Des véhicules incendiés jonchent encore de nombreuses rues de Nouméa

Nouméa (AFP) - La Nouvelle-Calédonie, territoire français du Pacifique, était "plus calme" vendredi, ont annoncé les autorités locales, après l'arrivée de renforts pour réprimer plusieurs jours d'émeutes autour de la réforme électorale qui ont fait cinq morts et des centaines de blessés.

"Des renforts contrôleront des zones qui nous ont échappé ces derniers jours", a déclaré le haut-commissaire français Louis Le Franc, plus haut fonctionnaire de l'État de Nouvelle-Calédonie.

L'arrivée de nouveaux militaires et policiers armés dans la capitale Nouméa permettrait aux autorités de « reconquérir tous les lieux de la ville que nous avons perdus ».

La colère suscitée par le projet de la France d'imposer de nouvelles règles électorales a dégénéré en violences les plus meurtrières depuis quatre décennies dans l'archipel de 270 000 habitants, situé entre l'Australie et les Fidji, à 17 000 kilomètres (10 600 miles) de Paris.

Le Premier ministre français Gabriel Attal a déclaré jeudi qu'environ 1 000 membres des forces de sécurité supplémentaires étaient envoyés en Nouvelle-Calédonie, s'ajoutant aux 1 700 déjà présents.

La Nouvelle-Calédonie se situe entre l'Australie et les Fidji

Ils ont commencé à atterrir jeudi à l'aéroport international de La Tontouta, contrôlé par l'armée française, et ont pu être vus se déplaçant dans la capitale Nouméa avec des bérets rouges, des fusils, des masques à gaz et des boucliers anti-émeute.

Utilisant les pouvoirs de l'état d'urgence, les forces de sécurité ont imposé "une situation plus calme et plus pacifique" autour de Nouméa pour la première fois depuis le début des troubles lundi, a indiqué le haut-commissariat dans un communiqué vendredi matin.

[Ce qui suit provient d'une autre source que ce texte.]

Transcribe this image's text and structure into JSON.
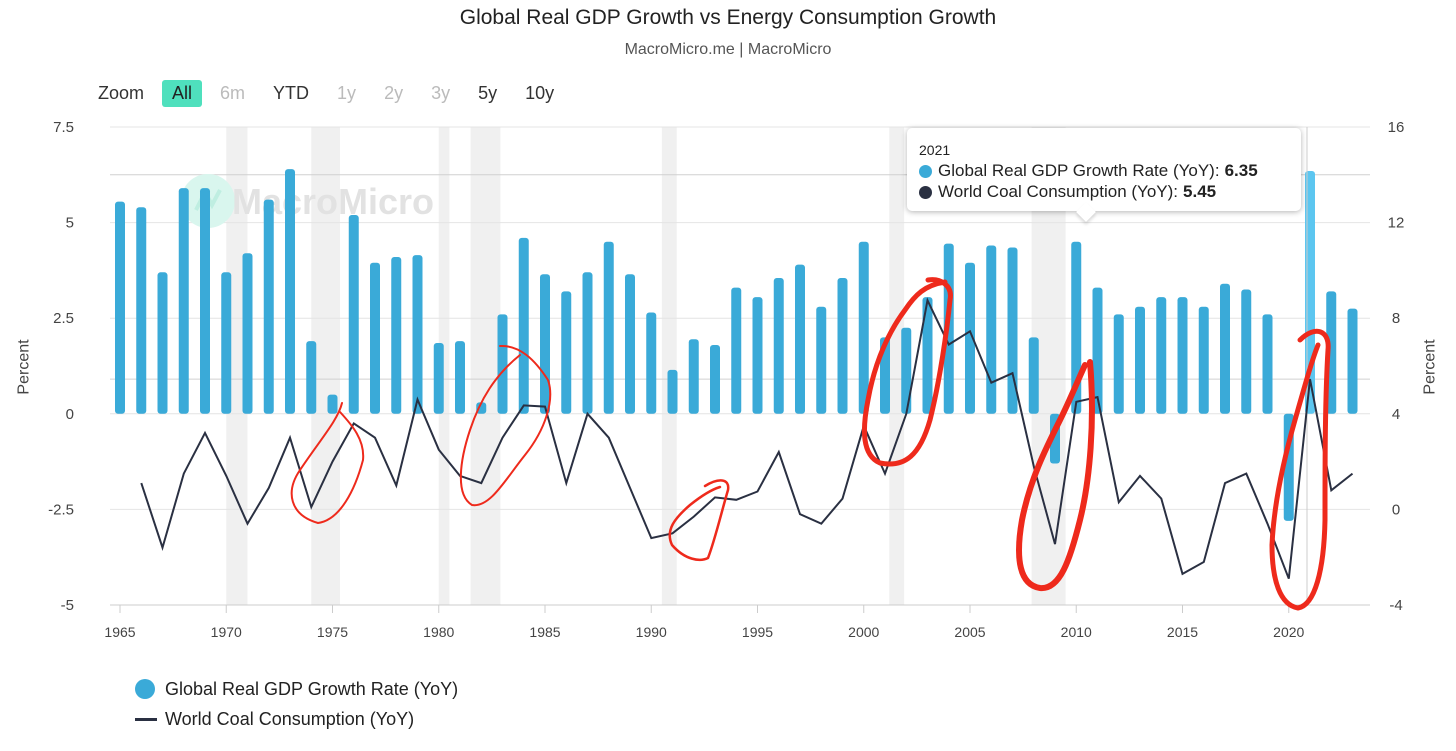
{
  "header": {
    "title": "Global Real GDP Growth vs Energy Consumption Growth",
    "subtitle": "MacroMicro.me | MacroMicro"
  },
  "zoom": {
    "label": "Zoom",
    "options": [
      {
        "label": "All",
        "state": "active"
      },
      {
        "label": "6m",
        "state": "disabled"
      },
      {
        "label": "YTD",
        "state": "enabled"
      },
      {
        "label": "1y",
        "state": "disabled"
      },
      {
        "label": "2y",
        "state": "disabled"
      },
      {
        "label": "3y",
        "state": "disabled"
      },
      {
        "label": "5y",
        "state": "enabled"
      },
      {
        "label": "10y",
        "state": "enabled"
      }
    ]
  },
  "watermark": "MacroMicro",
  "tooltip": {
    "year": "2021",
    "gdp_label": "Global Real GDP Growth Rate (YoY):",
    "gdp_value": "6.35",
    "coal_label": "World Coal Consumption (YoY):",
    "coal_value": "5.45"
  },
  "colors": {
    "gdp": "#3aaad8",
    "gdp_highlight": "#5cc6f0",
    "coal": "#2a3042",
    "annotation": "#ee2a1c",
    "recession": "#f0f0f0"
  },
  "chart_data": {
    "type": "bar+line",
    "title": "Global Real GDP Growth vs Energy Consumption Growth",
    "x": [
      1965,
      1966,
      1967,
      1968,
      1969,
      1970,
      1971,
      1972,
      1973,
      1974,
      1975,
      1976,
      1977,
      1978,
      1979,
      1980,
      1981,
      1982,
      1983,
      1984,
      1985,
      1986,
      1987,
      1988,
      1989,
      1990,
      1991,
      1992,
      1993,
      1994,
      1995,
      1996,
      1997,
      1998,
      1999,
      2000,
      2001,
      2002,
      2003,
      2004,
      2005,
      2006,
      2007,
      2008,
      2009,
      2010,
      2011,
      2012,
      2013,
      2014,
      2015,
      2016,
      2017,
      2018,
      2019,
      2020,
      2021,
      2022,
      2023
    ],
    "series": [
      {
        "name": "Global Real GDP Growth Rate (YoY)",
        "type": "bar",
        "axis": "left",
        "values": [
          5.55,
          5.4,
          3.7,
          5.9,
          5.9,
          3.7,
          4.2,
          5.6,
          6.4,
          1.9,
          0.5,
          5.2,
          3.95,
          4.1,
          4.15,
          1.85,
          1.9,
          0.3,
          2.6,
          4.6,
          3.65,
          3.2,
          3.7,
          4.5,
          3.65,
          2.65,
          1.15,
          1.95,
          1.8,
          3.3,
          3.05,
          3.55,
          3.9,
          2.8,
          3.55,
          4.5,
          2.0,
          2.25,
          3.05,
          4.45,
          3.95,
          4.4,
          4.35,
          2.0,
          -1.3,
          4.5,
          3.3,
          2.6,
          2.8,
          3.05,
          3.05,
          2.8,
          3.4,
          3.25,
          2.6,
          -2.8,
          6.35,
          3.2,
          2.75
        ]
      },
      {
        "name": "World Coal Consumption (YoY)",
        "type": "line",
        "axis": "right",
        "values": [
          null,
          1.1,
          -1.6,
          1.5,
          3.2,
          1.4,
          -0.6,
          0.9,
          3.0,
          0.1,
          2.0,
          3.6,
          3.0,
          1.0,
          4.6,
          2.5,
          1.4,
          1.1,
          3.0,
          4.35,
          4.3,
          1.1,
          4.0,
          3.0,
          0.9,
          -1.2,
          -1.0,
          -0.3,
          0.5,
          0.4,
          0.75,
          2.4,
          -0.2,
          -0.6,
          0.45,
          3.5,
          1.5,
          4.0,
          8.75,
          6.9,
          7.45,
          5.3,
          5.7,
          1.8,
          -1.45,
          4.5,
          4.7,
          0.3,
          1.4,
          0.45,
          -2.7,
          -2.2,
          1.1,
          1.5,
          -0.6,
          -2.9,
          5.45,
          0.8,
          1.5
        ]
      }
    ],
    "recessions": [
      [
        1970,
        1971
      ],
      [
        1974,
        1975.35
      ],
      [
        1980,
        1980.5
      ],
      [
        1981.5,
        1982.9
      ],
      [
        1990.5,
        1991.2
      ],
      [
        2001.2,
        2001.9
      ],
      [
        2007.9,
        2009.5
      ]
    ],
    "x_ticks": [
      "1965",
      "1970",
      "1975",
      "1980",
      "1985",
      "1990",
      "1995",
      "2000",
      "2005",
      "2010",
      "2015",
      "2020"
    ],
    "left_axis": {
      "label": "Percent",
      "ticks": [
        "7.5",
        "5",
        "2.5",
        "0",
        "-2.5",
        "-5"
      ],
      "range": [
        -5,
        7.5
      ]
    },
    "right_axis": {
      "label": "Percent",
      "ticks": [
        "16",
        "12",
        "8",
        "4",
        "0",
        "-4"
      ],
      "range": [
        -4,
        16
      ]
    },
    "highlight_year": 2021,
    "legend_position": "bottom-left"
  }
}
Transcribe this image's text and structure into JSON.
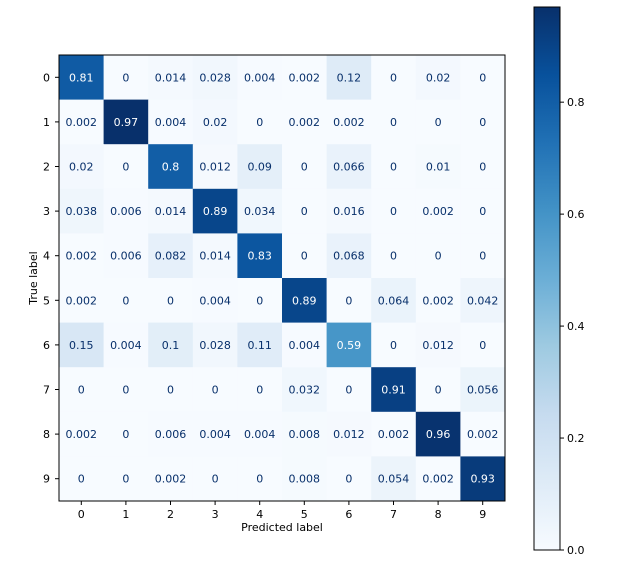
{
  "chart_data": {
    "type": "heatmap",
    "title": "",
    "xlabel": "Predicted label",
    "ylabel": "True label",
    "x_categories": [
      "0",
      "1",
      "2",
      "3",
      "4",
      "5",
      "6",
      "7",
      "8",
      "9"
    ],
    "y_categories": [
      "0",
      "1",
      "2",
      "3",
      "4",
      "5",
      "6",
      "7",
      "8",
      "9"
    ],
    "values": [
      [
        0.81,
        0,
        0.014,
        0.028,
        0.004,
        0.002,
        0.12,
        0,
        0.02,
        0
      ],
      [
        0.002,
        0.97,
        0.004,
        0.02,
        0,
        0.002,
        0.002,
        0,
        0,
        0
      ],
      [
        0.02,
        0,
        0.8,
        0.012,
        0.09,
        0,
        0.066,
        0,
        0.01,
        0
      ],
      [
        0.038,
        0.006,
        0.014,
        0.89,
        0.034,
        0,
        0.016,
        0,
        0.002,
        0
      ],
      [
        0.002,
        0.006,
        0.082,
        0.014,
        0.83,
        0,
        0.068,
        0,
        0,
        0
      ],
      [
        0.002,
        0,
        0,
        0.004,
        0,
        0.89,
        0,
        0.064,
        0.002,
        0.042
      ],
      [
        0.15,
        0.004,
        0.1,
        0.028,
        0.11,
        0.004,
        0.59,
        0,
        0.012,
        0
      ],
      [
        0,
        0,
        0,
        0,
        0,
        0.032,
        0,
        0.91,
        0,
        0.056
      ],
      [
        0.002,
        0,
        0.006,
        0.004,
        0.004,
        0.008,
        0.012,
        0.002,
        0.96,
        0.002
      ],
      [
        0,
        0,
        0.002,
        0,
        0,
        0.008,
        0,
        0.054,
        0.002,
        0.93
      ]
    ],
    "colormap": "Blues",
    "colorbar": {
      "range": [
        0,
        0.97
      ],
      "ticks": [
        0.0,
        0.2,
        0.4,
        0.6,
        0.8
      ],
      "tick_labels": [
        "0.0",
        "0.2",
        "0.4",
        "0.6",
        "0.8"
      ]
    },
    "grid": false
  }
}
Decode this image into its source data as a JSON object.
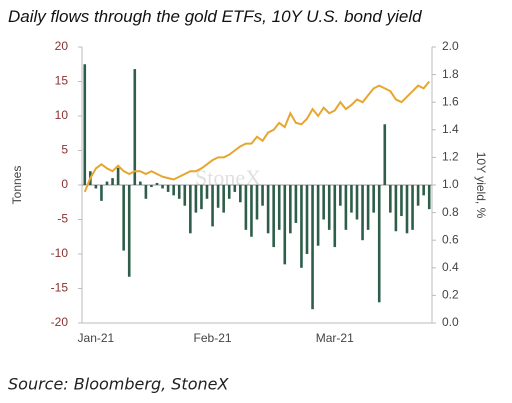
{
  "chart_data": {
    "type": "bar",
    "title": "Daily flows through the gold ETFs, 10Y U.S. bond yield",
    "source": "Source: Bloomberg, StoneX",
    "watermark": "StoneX",
    "ylabel": "Tonnes",
    "y2label": "10Y yield, %",
    "categories": [
      null,
      null,
      "Jan-21",
      null,
      null,
      null,
      null,
      null,
      null,
      null,
      null,
      null,
      null,
      null,
      null,
      null,
      null,
      null,
      null,
      null,
      null,
      null,
      null,
      "Feb-21",
      null,
      null,
      null,
      null,
      null,
      null,
      null,
      null,
      null,
      null,
      null,
      null,
      null,
      null,
      null,
      null,
      null,
      null,
      null,
      null,
      null,
      "Mar-21",
      null,
      null,
      null,
      null,
      null,
      null,
      null,
      null,
      null,
      null,
      null,
      null,
      null,
      null,
      null,
      null,
      null
    ],
    "series": [
      {
        "name": "Daily flows",
        "type": "bar",
        "color": "#2e5e4a",
        "values": [
          17.5,
          2,
          -0.5,
          -2.3,
          0.5,
          1,
          2.5,
          -9.5,
          -13.3,
          16.8,
          0.5,
          -2,
          -0.3,
          0.3,
          -0.5,
          -1,
          -1.5,
          -2,
          -3,
          -7,
          -4,
          -3.5,
          -2,
          -6,
          -3.3,
          -4,
          -2,
          -1,
          -2.5,
          -6.5,
          -7.5,
          -5,
          -3,
          -7,
          -9,
          -6.5,
          -11.5,
          -7,
          -5.5,
          -12,
          -10,
          -18,
          -8.8,
          -5,
          -6.5,
          -9,
          -3,
          -6.5,
          -4,
          -5,
          -8,
          -6.5,
          -4,
          -17,
          8.8,
          -4,
          -6.7,
          -4.5,
          -7,
          -6.5,
          -3,
          -1.5,
          -3.5
        ]
      },
      {
        "name": "10Y yield",
        "type": "line",
        "axis": "y2",
        "color": "#e6a630",
        "values": [
          0.95,
          1.05,
          1.12,
          1.15,
          1.12,
          1.1,
          1.14,
          1.1,
          1.08,
          1.1,
          1.1,
          1.08,
          1.1,
          1.08,
          1.06,
          1.05,
          1.04,
          1.06,
          1.08,
          1.1,
          1.1,
          1.12,
          1.15,
          1.18,
          1.2,
          1.2,
          1.22,
          1.25,
          1.28,
          1.3,
          1.3,
          1.35,
          1.32,
          1.38,
          1.4,
          1.45,
          1.42,
          1.52,
          1.45,
          1.44,
          1.48,
          1.55,
          1.5,
          1.56,
          1.52,
          1.54,
          1.6,
          1.55,
          1.58,
          1.62,
          1.6,
          1.65,
          1.7,
          1.72,
          1.7,
          1.68,
          1.62,
          1.6,
          1.64,
          1.68,
          1.72,
          1.7,
          1.75
        ]
      }
    ],
    "ylim": [
      -20,
      20
    ],
    "yticks": [
      20,
      15,
      10,
      5,
      0,
      -5,
      -10,
      -15,
      -20
    ],
    "y2lim": [
      0,
      2
    ],
    "y2ticks": [
      {
        "value": 2,
        "label": "2.0"
      },
      {
        "value": 1.8,
        "label": "1.8"
      },
      {
        "value": 1.6,
        "label": "1.6"
      },
      {
        "value": 1.4,
        "label": "1.4"
      },
      {
        "value": 1.2,
        "label": "1.2"
      },
      {
        "value": 1,
        "label": "1.0"
      },
      {
        "value": 0.8,
        "label": "0.8"
      },
      {
        "value": 0.6,
        "label": "0.6"
      },
      {
        "value": 0.4,
        "label": "0.4"
      },
      {
        "value": 0.2,
        "label": "0.2"
      },
      {
        "value": 0,
        "label": "0.0"
      }
    ]
  }
}
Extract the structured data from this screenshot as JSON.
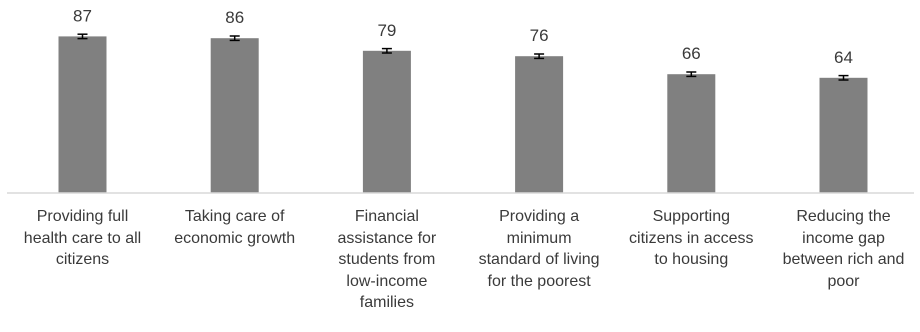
{
  "chart_data": {
    "type": "bar",
    "categories": [
      "Providing full health care to all citizens",
      "Taking care of economic growth",
      "Financial assistance for students from low-income families",
      "Providing a minimum standard of living for the poorest",
      "Supporting citizens in access to housing",
      "Reducing the income gap between rich and poor"
    ],
    "category_lines": [
      [
        "Providing full",
        "health care to all",
        "citizens"
      ],
      [
        "Taking care of",
        "economic growth"
      ],
      [
        "Financial",
        "assistance for",
        "students from",
        "low-income",
        "families"
      ],
      [
        "Providing a",
        "minimum",
        "standard of living",
        "for the poorest"
      ],
      [
        "Supporting",
        "citizens in access",
        "to housing"
      ],
      [
        "Reducing the",
        "income gap",
        "between rich and",
        "poor"
      ]
    ],
    "values": [
      87,
      86,
      79,
      76,
      66,
      64
    ],
    "value_labels": [
      "87",
      "86",
      "79",
      "76",
      "66",
      "64"
    ],
    "error_margin": 1.2,
    "ylim": [
      0,
      100
    ],
    "title": "",
    "xlabel": "",
    "ylabel": "",
    "grid": false,
    "legend": "none",
    "colors": {
      "bar": "#808080",
      "error_bar": "#000000",
      "axis": "#d9d9d9",
      "text": "#3a3a3a"
    }
  }
}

Mais des incendies ont eu lieu dans une école et dans deux entreprises, ajoute le communiqué.

- Des bâtiments qui couvent -

De longues files d'attente se sont formées dans les supermarchés à court de produits de première nécessité

Vendredi matin, des journalistes de l'AFP ont vu des flammes et de la fumée s'échapper d'un centre commercial, des immeubles en feu, des dizaines de voitures incendiées et des habitants traînant les restes de véhicules hors des routes.

Des centaines de personnes ont fait la queue devant les magasins pour obtenir de la nourriture et des fournitures dont elles ont désespérément besoin, bien que les autorités aient promis d'apporter des produits essentiels.

Le Franc décrit des zones de l'île « où se trouvent plusieurs centaines d'émeutiers qui n'attendent qu'une chose : le contact avec les forces de sécurité ».

Dix militants indépendantistes accusés d'avoir organisé des violences ont été assignés à résidence, selon les autorités.

Deux gendarmes ont été tués : une balle dans la tête et une seconde balle dans un tir ami, ont indiqué des responsables.

Trois autres personnes – tous autochtones Kanak – ont également été tuées : un jeune de 17 ans et deux hommes âgés de 20 et 36 ans.

Le Franc a indiqué qu'un suspect d'homicide s'était « rendu », sans donner de détails sur son identité ni sur l'incident concerné.

Une autre personne a été arrêtée, soupçonnée d'avoir tué deux Kanaks, tandis qu'environ 200 parmi les 5 000 « émeutiers » estimés ont été arrêtés.

- "Briser la spirale de la violence" -

Des barrages routiers ont été mis en place par des autochtones Kanak et d'autres habitants de Nouvelle-Calédonie

La Nouvelle-Calédonie a rejeté à trois reprises l'indépendance lors de référendums, mais la cause conserve un fort soutien parmi le peuple kanak, dont les ancêtres vivent sur les îles depuis des milliers d'années.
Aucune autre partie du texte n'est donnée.